M. Daniel Reiner. Eh oui !

Philippe Nogrix au SenatM. Philippe Nogrix. C'est bien là le rôle d'un ministre chargé des transports et de l'équipement. A notre sens, la politique d'aménagement du territoire ne se décide pas à Bercy.

Tous ces débats, assez consensuels, inspirèrent la décision du CIADT du 18 décembre 2003 en faveur du maintien des participations de l'Etat dans les sociétés autoroutières. Mais ce qui était bon hier ne l'est plus aujourd'hui, parce que l'on ne tient plus, à Bercy, le même raisonnement qu'à l'époque.

A la suite de cette décision fut créée l'Agence de financement des infrastructures de transport en France, l'AFITF, établissement public chargé de financer la part des contributions publiques incombant à l'Etat dans le cadre de la planification à long terme des infrastructures nationales de transport définie lors du CIADT du 18 décembre 2003.

En décembre 2004, le Parlement votait le projet de loi de finances pour 2005, dont l'article 60 affectait à l'AFITF le produit des participations d'Etat, soit environ 280 millions d'euros. Déjà, à cette époque, un certain nombre de professionnels nous avaient fait part de leurs inquiétudes quant à la pérennité des ressources de l'Agence. En effet, les fonds dédiés aux infrastructures ont tous été supprimés à plus ou moins brève échéance.

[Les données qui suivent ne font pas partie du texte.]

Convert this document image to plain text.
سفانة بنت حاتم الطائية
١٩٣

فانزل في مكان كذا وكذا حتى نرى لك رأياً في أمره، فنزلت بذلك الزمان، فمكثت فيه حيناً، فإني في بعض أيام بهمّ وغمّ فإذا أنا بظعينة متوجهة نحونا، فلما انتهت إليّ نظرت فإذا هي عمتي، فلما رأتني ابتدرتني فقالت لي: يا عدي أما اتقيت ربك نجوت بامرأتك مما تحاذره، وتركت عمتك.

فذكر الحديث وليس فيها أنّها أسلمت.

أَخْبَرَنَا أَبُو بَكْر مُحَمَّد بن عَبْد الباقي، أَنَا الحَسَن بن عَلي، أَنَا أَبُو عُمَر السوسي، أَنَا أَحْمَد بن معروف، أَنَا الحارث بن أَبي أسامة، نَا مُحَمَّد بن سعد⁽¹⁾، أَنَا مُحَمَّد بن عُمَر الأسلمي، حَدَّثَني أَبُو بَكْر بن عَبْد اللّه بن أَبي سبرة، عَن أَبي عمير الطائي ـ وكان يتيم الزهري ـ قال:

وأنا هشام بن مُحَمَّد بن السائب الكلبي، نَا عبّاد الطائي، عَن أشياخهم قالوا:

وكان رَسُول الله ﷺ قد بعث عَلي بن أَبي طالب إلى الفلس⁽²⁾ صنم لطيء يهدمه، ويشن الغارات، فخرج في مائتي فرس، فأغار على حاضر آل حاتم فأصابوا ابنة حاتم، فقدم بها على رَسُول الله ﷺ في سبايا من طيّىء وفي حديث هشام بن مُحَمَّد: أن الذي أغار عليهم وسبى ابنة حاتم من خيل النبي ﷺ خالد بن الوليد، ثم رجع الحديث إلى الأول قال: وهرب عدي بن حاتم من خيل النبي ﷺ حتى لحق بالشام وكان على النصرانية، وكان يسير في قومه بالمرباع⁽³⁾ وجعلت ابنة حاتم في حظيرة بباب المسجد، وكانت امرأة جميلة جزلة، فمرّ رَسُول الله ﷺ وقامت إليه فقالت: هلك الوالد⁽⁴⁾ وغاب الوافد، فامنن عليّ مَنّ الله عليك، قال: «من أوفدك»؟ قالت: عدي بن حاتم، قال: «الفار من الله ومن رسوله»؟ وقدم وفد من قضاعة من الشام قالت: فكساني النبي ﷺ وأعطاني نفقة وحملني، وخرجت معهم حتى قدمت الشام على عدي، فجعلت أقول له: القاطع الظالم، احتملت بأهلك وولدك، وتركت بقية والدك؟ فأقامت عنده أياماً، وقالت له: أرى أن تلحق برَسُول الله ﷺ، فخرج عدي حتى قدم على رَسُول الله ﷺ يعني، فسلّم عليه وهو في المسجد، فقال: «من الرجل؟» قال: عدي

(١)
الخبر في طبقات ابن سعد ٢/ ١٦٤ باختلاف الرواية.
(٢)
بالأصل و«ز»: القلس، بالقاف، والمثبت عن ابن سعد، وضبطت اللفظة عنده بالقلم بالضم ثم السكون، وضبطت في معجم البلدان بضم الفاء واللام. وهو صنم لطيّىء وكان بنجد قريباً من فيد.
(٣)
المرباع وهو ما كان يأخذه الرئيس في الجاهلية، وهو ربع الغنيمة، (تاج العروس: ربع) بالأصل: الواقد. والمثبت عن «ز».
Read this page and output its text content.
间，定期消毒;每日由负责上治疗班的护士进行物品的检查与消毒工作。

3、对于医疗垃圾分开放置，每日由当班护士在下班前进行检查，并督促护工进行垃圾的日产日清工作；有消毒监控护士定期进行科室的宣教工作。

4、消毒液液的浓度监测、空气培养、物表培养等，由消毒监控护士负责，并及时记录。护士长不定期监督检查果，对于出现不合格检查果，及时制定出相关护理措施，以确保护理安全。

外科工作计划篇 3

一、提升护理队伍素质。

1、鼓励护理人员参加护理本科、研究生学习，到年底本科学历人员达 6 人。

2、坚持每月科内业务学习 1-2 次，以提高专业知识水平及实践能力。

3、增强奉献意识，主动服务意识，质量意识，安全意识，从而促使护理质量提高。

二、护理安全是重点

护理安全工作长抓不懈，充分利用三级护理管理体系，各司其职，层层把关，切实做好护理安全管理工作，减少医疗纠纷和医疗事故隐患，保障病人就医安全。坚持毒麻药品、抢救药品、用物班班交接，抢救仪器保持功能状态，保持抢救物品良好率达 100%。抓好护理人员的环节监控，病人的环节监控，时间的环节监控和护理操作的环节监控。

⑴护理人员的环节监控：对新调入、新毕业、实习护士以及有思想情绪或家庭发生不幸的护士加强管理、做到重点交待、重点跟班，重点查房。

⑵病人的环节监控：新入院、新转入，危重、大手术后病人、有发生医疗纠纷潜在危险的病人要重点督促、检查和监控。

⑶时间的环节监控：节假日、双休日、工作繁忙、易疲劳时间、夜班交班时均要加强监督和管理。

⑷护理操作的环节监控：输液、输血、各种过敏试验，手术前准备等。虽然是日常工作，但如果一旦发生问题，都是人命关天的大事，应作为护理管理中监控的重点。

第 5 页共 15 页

Ainsi, trois de nos collègues de l'UMP, MM. Bécot, Besse et Leroy, avaient même déposé un amendement ayant pour objet de transférer à l'AFITF la propriété des participations détenues par l'Etat et l'établissement public Autoroutes de France dans le capital des sociétés concessionnaires d'autoroutes. En assurant en partie l'autonomie financière de l'AFITF, cet amendement garantissait l'affectation durable de ressources aux infrastructures et la pérennité de l'Agence, mais il n'a pas été adopté.

En revenant sur ces décisions, qui étaient approuvées par la quasi-unanimité non seulement des parlementaires, mais aussi des professionnels du secteur, le Gouvernement sacrifie l'avenir au présent. Tout l'argent retiré de la vente disparaîtra dans le déficit, sans que cela ait d'incidence décisive sur le désendettement. C'est non pas de quelques milliards d'euros dont nous avons besoin pour redresser nos finances publiques, mais d'une politique courageuse et de mesures constructives. Je tiens à le dire, même si cela peut faire sourire certains !

Parallèlement se pose la question de la pérennité du financement des infrastructures de transport. Le comité interministériel d'aménagement et de compétitivité des territoires de vendredi dernier a apporté les premiers éléments de réponse à cet égard, mais qu'en sera-t-il, comme l'a dit tout à l'heure M. Retailleau, au-delà de 2012 ? Les dividendes des concessions étaient, eux, assurés jusqu'à 2028 ou 2032.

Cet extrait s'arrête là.